Speed? The Royal Charter took seven months to be approved and it did not change the law on exemplary damages.
(5) I am opposed to statutory regulation of the press. The idea of politicians, themselves subject to press scrutiny, voting on and having the opportunity to amend statutory press regulation can never be in the public interest.
The Royal Charter does not provide any opportunity for politicians to vote on, much less amend statutory regulation. As already indicated, it contains no provisions for statutory regulation.
(6) But within these bounds – and they are quite considerable – the press has to be free to publish what it considers to be in the public interest. Publish and be damned, as my first boss Hugh Cudlipp so memorably said.
This is exactly the position under the Royal Charter which says, in terms, that the Board of a recognised self-regulator “should not have the power to prevent the publication of any material, at any time” (Schedule 3, Recognition Criterion 17) (And Cudlipp was quoting the Duke of Wellington, who wasn’t flying a flag for free speech but was dismissing a blackmailer.)
(7) “The current Royal Charter agreed by the three main parties with such approving noises from Hacked Off is a dangerous step too far. It enshrines the principle that Parliament has the right – however remotely – to vote for the first time on the regulation of the press. And that, to me, is a red line”.
His Lordship is, again, wrong. The Royal Charter grants no right to Parliament to vote on regulation of the press. Rather, the combination of the Enterprise and Regulatory Reform Act 2013 and the Charter provide that the Charter cannot be amended without a vote of two thirds of both Houses. This is to prevent the Government from interfering with the Charter without public debate. Parliament can already, at any time, vote (by simple majority) on regulation of the press – under our constitution it is sovereign.
(8) “My key objection is that it gives Parliament not just a voice but a say in the regulation of the press. Parliament gets a say by voting. Imagine if a vote on press regulation had been going through Parliament at the time the Telegraph was exposing the scandal of MPs expenses?”
This “key objection” is misconceived. The vote would only be on amending ‘recognition criteria’ in the Charter – it would have no impact on day to day regulator activity.
(9) “But as things now stand, Parliament will have more right to interfere in the editorial freedom of the press than it does in the editorial freedom of the BBC”.

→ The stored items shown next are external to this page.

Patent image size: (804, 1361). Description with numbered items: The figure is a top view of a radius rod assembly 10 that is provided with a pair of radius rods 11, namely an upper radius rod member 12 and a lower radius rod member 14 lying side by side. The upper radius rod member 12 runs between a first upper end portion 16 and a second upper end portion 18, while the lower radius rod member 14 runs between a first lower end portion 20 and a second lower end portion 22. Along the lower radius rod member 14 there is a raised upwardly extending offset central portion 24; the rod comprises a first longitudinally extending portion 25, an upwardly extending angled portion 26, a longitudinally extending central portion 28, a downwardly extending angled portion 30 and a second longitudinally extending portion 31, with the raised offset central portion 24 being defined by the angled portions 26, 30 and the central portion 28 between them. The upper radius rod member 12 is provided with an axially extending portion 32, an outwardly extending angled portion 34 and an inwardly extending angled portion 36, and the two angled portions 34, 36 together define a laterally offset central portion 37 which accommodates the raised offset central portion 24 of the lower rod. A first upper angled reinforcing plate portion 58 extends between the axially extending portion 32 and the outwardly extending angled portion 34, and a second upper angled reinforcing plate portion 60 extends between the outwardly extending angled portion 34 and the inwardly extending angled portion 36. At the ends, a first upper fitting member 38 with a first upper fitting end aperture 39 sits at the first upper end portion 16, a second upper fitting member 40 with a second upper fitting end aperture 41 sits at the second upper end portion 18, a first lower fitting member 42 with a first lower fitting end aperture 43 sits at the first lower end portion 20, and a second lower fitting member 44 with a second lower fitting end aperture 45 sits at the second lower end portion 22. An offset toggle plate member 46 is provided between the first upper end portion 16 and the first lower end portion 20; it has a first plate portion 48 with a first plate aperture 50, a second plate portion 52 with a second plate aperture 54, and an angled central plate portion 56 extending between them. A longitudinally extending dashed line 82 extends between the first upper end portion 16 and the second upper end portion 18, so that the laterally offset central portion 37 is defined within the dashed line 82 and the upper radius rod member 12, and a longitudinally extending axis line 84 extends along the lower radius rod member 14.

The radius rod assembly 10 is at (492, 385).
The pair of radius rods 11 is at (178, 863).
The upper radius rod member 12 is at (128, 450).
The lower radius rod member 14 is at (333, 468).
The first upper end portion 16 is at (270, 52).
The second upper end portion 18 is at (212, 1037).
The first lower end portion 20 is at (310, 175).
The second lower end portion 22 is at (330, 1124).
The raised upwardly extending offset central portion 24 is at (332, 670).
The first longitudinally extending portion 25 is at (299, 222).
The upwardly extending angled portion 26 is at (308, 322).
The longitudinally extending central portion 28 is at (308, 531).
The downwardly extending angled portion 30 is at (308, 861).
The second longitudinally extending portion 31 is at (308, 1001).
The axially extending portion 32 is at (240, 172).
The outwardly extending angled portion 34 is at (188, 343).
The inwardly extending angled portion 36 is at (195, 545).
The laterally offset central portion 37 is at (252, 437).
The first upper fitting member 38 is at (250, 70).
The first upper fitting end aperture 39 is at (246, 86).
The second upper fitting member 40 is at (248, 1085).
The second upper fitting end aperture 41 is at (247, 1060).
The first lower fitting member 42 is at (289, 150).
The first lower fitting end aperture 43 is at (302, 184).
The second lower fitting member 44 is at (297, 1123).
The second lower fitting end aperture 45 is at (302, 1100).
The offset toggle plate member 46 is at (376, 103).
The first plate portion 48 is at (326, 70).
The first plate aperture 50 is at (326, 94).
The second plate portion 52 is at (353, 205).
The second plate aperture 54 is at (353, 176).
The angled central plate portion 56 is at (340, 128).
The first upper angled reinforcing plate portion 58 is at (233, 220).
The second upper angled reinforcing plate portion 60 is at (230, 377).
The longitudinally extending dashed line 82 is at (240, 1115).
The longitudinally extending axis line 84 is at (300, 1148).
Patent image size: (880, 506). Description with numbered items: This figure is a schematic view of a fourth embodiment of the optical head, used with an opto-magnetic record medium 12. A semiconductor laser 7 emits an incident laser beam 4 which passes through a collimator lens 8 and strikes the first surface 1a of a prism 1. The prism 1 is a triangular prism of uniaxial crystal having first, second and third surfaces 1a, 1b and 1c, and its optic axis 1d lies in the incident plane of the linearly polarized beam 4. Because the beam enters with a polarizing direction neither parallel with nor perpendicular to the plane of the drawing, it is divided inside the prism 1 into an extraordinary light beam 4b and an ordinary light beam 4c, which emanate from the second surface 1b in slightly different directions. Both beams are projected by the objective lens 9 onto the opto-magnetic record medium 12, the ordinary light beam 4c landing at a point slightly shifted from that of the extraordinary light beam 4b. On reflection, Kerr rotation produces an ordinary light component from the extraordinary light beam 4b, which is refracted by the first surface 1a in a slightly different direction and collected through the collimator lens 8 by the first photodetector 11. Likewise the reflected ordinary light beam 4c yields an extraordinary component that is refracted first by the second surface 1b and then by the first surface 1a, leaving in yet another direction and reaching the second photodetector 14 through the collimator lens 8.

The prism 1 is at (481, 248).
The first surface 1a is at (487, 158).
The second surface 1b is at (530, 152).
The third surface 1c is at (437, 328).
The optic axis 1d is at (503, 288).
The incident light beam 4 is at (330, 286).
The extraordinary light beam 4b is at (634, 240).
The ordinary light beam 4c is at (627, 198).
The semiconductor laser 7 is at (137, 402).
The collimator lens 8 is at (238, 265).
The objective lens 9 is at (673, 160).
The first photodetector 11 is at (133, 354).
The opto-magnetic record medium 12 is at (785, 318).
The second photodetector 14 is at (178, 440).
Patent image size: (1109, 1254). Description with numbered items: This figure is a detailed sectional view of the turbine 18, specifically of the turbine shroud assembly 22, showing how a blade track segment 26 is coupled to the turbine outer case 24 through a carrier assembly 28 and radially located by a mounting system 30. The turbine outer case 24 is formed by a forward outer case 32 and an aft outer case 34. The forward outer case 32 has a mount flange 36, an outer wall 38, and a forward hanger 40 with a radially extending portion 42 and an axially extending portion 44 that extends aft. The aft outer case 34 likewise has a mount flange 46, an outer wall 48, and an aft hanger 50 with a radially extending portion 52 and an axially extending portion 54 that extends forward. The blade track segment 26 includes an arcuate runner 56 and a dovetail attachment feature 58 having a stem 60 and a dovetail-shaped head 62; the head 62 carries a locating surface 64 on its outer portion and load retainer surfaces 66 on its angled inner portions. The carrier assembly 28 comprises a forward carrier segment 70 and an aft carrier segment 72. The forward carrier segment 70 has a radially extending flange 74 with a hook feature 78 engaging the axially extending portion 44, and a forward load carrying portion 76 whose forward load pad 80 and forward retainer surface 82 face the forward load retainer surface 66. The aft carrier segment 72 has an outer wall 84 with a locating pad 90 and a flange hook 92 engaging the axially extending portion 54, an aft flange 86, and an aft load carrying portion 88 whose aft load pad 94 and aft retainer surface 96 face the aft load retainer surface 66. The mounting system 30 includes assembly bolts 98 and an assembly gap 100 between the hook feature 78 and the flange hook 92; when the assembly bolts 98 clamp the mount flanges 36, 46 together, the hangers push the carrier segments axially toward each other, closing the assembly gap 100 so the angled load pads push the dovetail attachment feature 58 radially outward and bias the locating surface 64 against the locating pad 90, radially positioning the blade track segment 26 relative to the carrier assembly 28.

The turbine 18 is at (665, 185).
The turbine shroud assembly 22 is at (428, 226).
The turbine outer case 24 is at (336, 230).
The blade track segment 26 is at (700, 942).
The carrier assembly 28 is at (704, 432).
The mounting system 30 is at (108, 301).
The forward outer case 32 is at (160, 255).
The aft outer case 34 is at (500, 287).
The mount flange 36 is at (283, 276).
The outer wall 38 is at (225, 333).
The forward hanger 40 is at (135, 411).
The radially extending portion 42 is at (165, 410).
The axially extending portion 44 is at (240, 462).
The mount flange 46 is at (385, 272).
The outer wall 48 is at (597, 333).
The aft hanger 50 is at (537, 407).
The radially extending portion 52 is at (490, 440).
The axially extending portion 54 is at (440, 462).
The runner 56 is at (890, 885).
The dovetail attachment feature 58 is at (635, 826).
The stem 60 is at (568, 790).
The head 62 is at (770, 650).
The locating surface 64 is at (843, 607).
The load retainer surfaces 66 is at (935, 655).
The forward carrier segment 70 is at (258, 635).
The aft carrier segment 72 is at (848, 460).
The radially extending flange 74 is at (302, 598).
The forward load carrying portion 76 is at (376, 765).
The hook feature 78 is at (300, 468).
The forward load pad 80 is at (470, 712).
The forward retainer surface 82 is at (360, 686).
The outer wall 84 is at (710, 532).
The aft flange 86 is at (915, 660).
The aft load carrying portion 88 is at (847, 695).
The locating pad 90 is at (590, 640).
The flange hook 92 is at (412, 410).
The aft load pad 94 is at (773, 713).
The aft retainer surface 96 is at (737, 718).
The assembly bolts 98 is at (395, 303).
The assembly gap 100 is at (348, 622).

This is entirely the wrong way round. Government can take over the BBC at any time. In contrast, the Royal Charter on Self-Regulation of the Press prevents the Government from making any change without Parliamentary approval and provides Parliament with no right whatever to interfere in the editorial freedom of the press.
(10) “The proponents of the government’s Royal Charter make much of the so-called “carrot” it offers to the press in the form of protection from exemplary damages for those who volunteer to sign up for ‘their’ charter. … However, many fine legal minds question whether this section of the Crime and Courts Act will stand up to the scrutiny of the courts.
I sought advice on this point from Lord Pannick QC, one of the country’s leading experts in this field. His opinion was unequivocal. I quote from his note to me:
“My view is that it is a breach of Article 10 of the European Convention on Human Rights to penalise by exemplary damages those newspapers who refuse to sign up to the official – Royal Charter – regulator.”
There is no “official Royal Charter regulator”. And most lawyers disagree with Lord Pannick on this point. But if he turns out to be right then exemplary damages awards – which only cover outrageous disregard of rights – will not be made.
In his speech Lord Grade then slips into the role of advocate – praising the virtues of IPSO, a body which even Conservative ministers believe does not comply with the recommendations of the Leveson Report. It is difficult to see how he can be both advocate and mediator.
At one point in his speech, Lord Grade said:
Honestly, I think there’s a lot of muddled thinking going on here.
He is right. Unfortunately, he is one of the muddled thinkers.